First, details matter. Not in an obsessive, fussy way. In a “small inconsistencies undermine trust” way.

Second, “premium” is rarely about doing more. It is about doing the right things with restraint and consistency.

Hotels that feel luxurious usually share one trait.

They make you feel cared for without making a performance of it. This is what we mean when we talk about a frictionless experience.

Hospitality has been in the background the whole time

Before, and alongside, my media and marketing career, I had smaller, more hands-on experiences in hospitality and teaching.

They were not grand roles, but they quietly planted ideas about what good, human service actually looks like.

From cocktail bartending to coaching and teaching in different settings, the common thread was simple. The work only functioned if you paid attention to people.

Those early experiences taught me durable lessons about tone, judgement, and the emotional arc of an experience.

People remember how you made them feel.

What we bring to hotels

Incrementalist brings together pattern recognition, taste, and operational pragmatism.

We focus on:

• The guest journey, end to end, including the digital pre‑stay experience
• The emotional arc of arrival, settling in, and departure
• The small frictions that quietly erode trust
• The small moments that create disproportionate delight
• Commercial levers that feel guest‑friendly, not transactional

We care about revenue, but never at the cost of guest comfort or trust.

The goal is the same as it always was in my agency career: maximum impact, delivered in the right way, in the right place, at the right time.

The difference is that hospitality is the most honest environment for it.
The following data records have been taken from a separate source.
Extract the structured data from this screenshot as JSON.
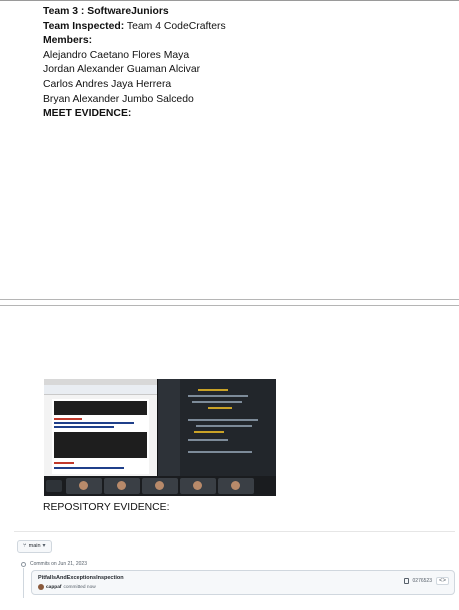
{
  "team": {
    "team_label": "Team 3 : SoftwareJuniors",
    "inspected_label": "Team Inspected:",
    "inspected_value": " Team 4 CodeCrafters",
    "members_label": "Members:",
    "members": [
      "Alejandro Caetano Flores Maya",
      "Jordan Alexander Guaman Alcivar",
      "Carlos Andres Jaya Herrera",
      "Bryan Alexander Jumbo Salcedo"
    ],
    "meet_heading": "MEET EVIDENCE:"
  },
  "repository": {
    "heading": "REPOSITORY EVIDENCE:",
    "branch": "main",
    "commits_date": "Commits on Jun 21, 2023",
    "commit_message": "PitfallsAndExceptionsInspection",
    "commit_author": "cappaf",
    "commit_action": "committed now",
    "commit_sha": "0276523"
  },
  "colors": {
    "text": "#111111",
    "page_break": "#b5b5b5",
    "github_border": "#d0d7de"
  }
}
There is no separation between brand and experience. The experience is the brand.

Why this work matters to me

I am excited to bring my skillset to hotel owners and operators who care deeply about what they are building.

Hospitality sits at a rare intersection. It is commercial, operational, emotional, and deeply human. When it works well, it creates moments of genuine ease and joy. When it works exceptionally well, it leaves people better than it found them.

Travel and holidays matter because they are rare. For many guests, they represent the few moments in a year when routine loosens, attention softens, and there is space to feel restored. Even on business trips, the quiet moments — a smooth arrival, a thoughtful gesture, a sense that everything is just about right — can make an outsized difference.

I care about those moments. I care about the difference between an experience that is just ‘fine’ and one that feels properly considered.

Incrementalist exists to help hotels move along that path, through subtle refinements that snowball into meaningful impact for guests and sustainable uplift for the businesses behind them.

As this work grows, I know I have as much to learn as I do to offer. I intend to enjoy that process fully, continuing to deepen my own understanding while helping others pursue excellence with clarity, care, and ambition.

That journey, for me, is the point.

Looking ahead to 2026

Incrementalist is quietly and steadily building towards a serious year in 2026.

Fewer assumptions. Better questions. Clearer decisions.
More evidence that small, well‑chosen refinements can compound into meaningful results.

If you run a hotel and you suspect there is untapped performance hiding in plain sight, that is exactly the type of problem we like.

We are glad you are here.

Many thanks for reading. Wishing you and ‘yours’ a healthy and successful 2026!